Traumatic Brain Injuries and Neuropsychological Testing

Neuropsychological testing was performed on Jason at Toronto Rehab. From what we understand this is an assessment only done for those in the program that are planning on returning to work or school. As we mentioned in our posts on Brain FX, some of the results overlapped but it seemed to our uneducated perspective that they did cover different skills and situations at times.

Treatment type: Neuropsychological testing

How to find: Referrals from your doctor or specialist, and select Neuropsychology as the category you are searching

Price: in a hospital setting covered by OHIP, private often above $200.00 an hour as far as I can find

Credentials: Look for someone that is registered with the College of Psychologists of Ontario, with Clinical Neuropsychology as an area of practice

What is it? Neuropsychological assessment is a performance-based method to assess cognitive functioning. This method is used to examine the cognitive consequences of brain damage, brain disease, and severe mental illness.

Notes from our assessment:

This testing was done in two 1.5-2 hour sessions but can be implemented in a variety of time frames, I’ve heard of some people paying for 8 hours of testing to have data for lawsuits etc. Jason said most of the testing was intriguing and task/game based. He had to find patterns, remember words and lists, navigate games without knowing rules based only on the response from the neuropsychometrist who gives the testing.

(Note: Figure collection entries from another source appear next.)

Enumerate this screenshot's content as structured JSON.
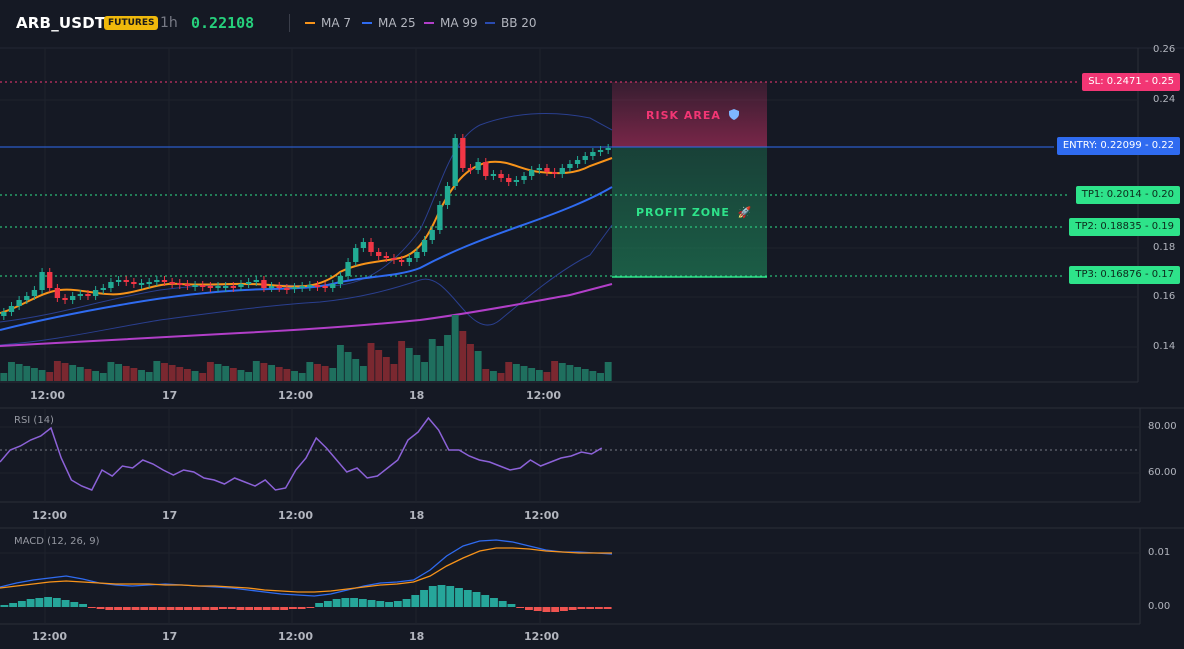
{
  "header": {
    "symbol": "ARB_USDT",
    "market_badge": "FUTURES",
    "timeframe": "1h",
    "last_price": "0.22108",
    "indicators": [
      {
        "name": "MA 7",
        "color": "#f7931a"
      },
      {
        "name": "MA 25",
        "color": "#2f6bf0"
      },
      {
        "name": "MA 99",
        "color": "#b23fc9"
      },
      {
        "name": "BB 20",
        "color": "#2a3f8f"
      }
    ]
  },
  "trade_levels": {
    "sl": "SL: 0.2471",
    "sl_axis": "0.25",
    "entry": "ENTRY: 0.22099",
    "entry_axis": "0.22",
    "tp1": "TP1: 0.2014",
    "tp1_axis": "0.20",
    "tp2": "TP2: 0.18835",
    "tp2_axis": "0.19",
    "tp3": "TP3: 0.16876",
    "tp3_axis": "0.17"
  },
  "zones": {
    "risk_label": "RISK AREA",
    "risk_icon": "shield-icon",
    "profit_label": "PROFIT ZONE",
    "profit_icon": "rocket-icon",
    "risk_color": "#f23674",
    "profit_color": "#2ee38a"
  },
  "price_axis": {
    "ticks": [
      "0.26",
      "0.24",
      "0.18",
      "0.16",
      "0.14"
    ]
  },
  "time_axis": {
    "labels": [
      "12:00",
      "17",
      "12:00",
      "18",
      "12:00"
    ]
  },
  "rsi": {
    "title": "RSI (14)",
    "ticks": [
      "80.00",
      "60.00"
    ]
  },
  "macd": {
    "title": "MACD (12, 26, 9)",
    "ticks": [
      "0.01",
      "0.00"
    ]
  },
  "colors": {
    "up": "#22ab94",
    "down": "#f23645",
    "bg": "#151924"
  }
}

After each appointment he was EXHAUSTED. To be fair, just hearing about the tasks he had to do made my brain tired so it certainly is not easy testing. The neuropsychologist met with me to go through symptoms and provided Jason and I questionnaires on his symptoms and self awareness and all of this information was combined with the testing data to give us a thorough report on Jason’s strengths and limitations post injury.

The testing is done in a quiet room, one on one, with no distractions. The neuropsychologist and neuropsychometrist made it very clear to us that these results are only indicative of how Jason is able to navigate these tasks to in this specific environment. If you pursue testing I think that is a really important piece to keep in mind, real life (especially most workplaces) is rarely uninterrupted or calm and those confounding factors can change how one is able to think in those environments. Nonetheless it is a thorough report and helpful to keep in his file and in our minds as Jason prepares to navigate the return to work.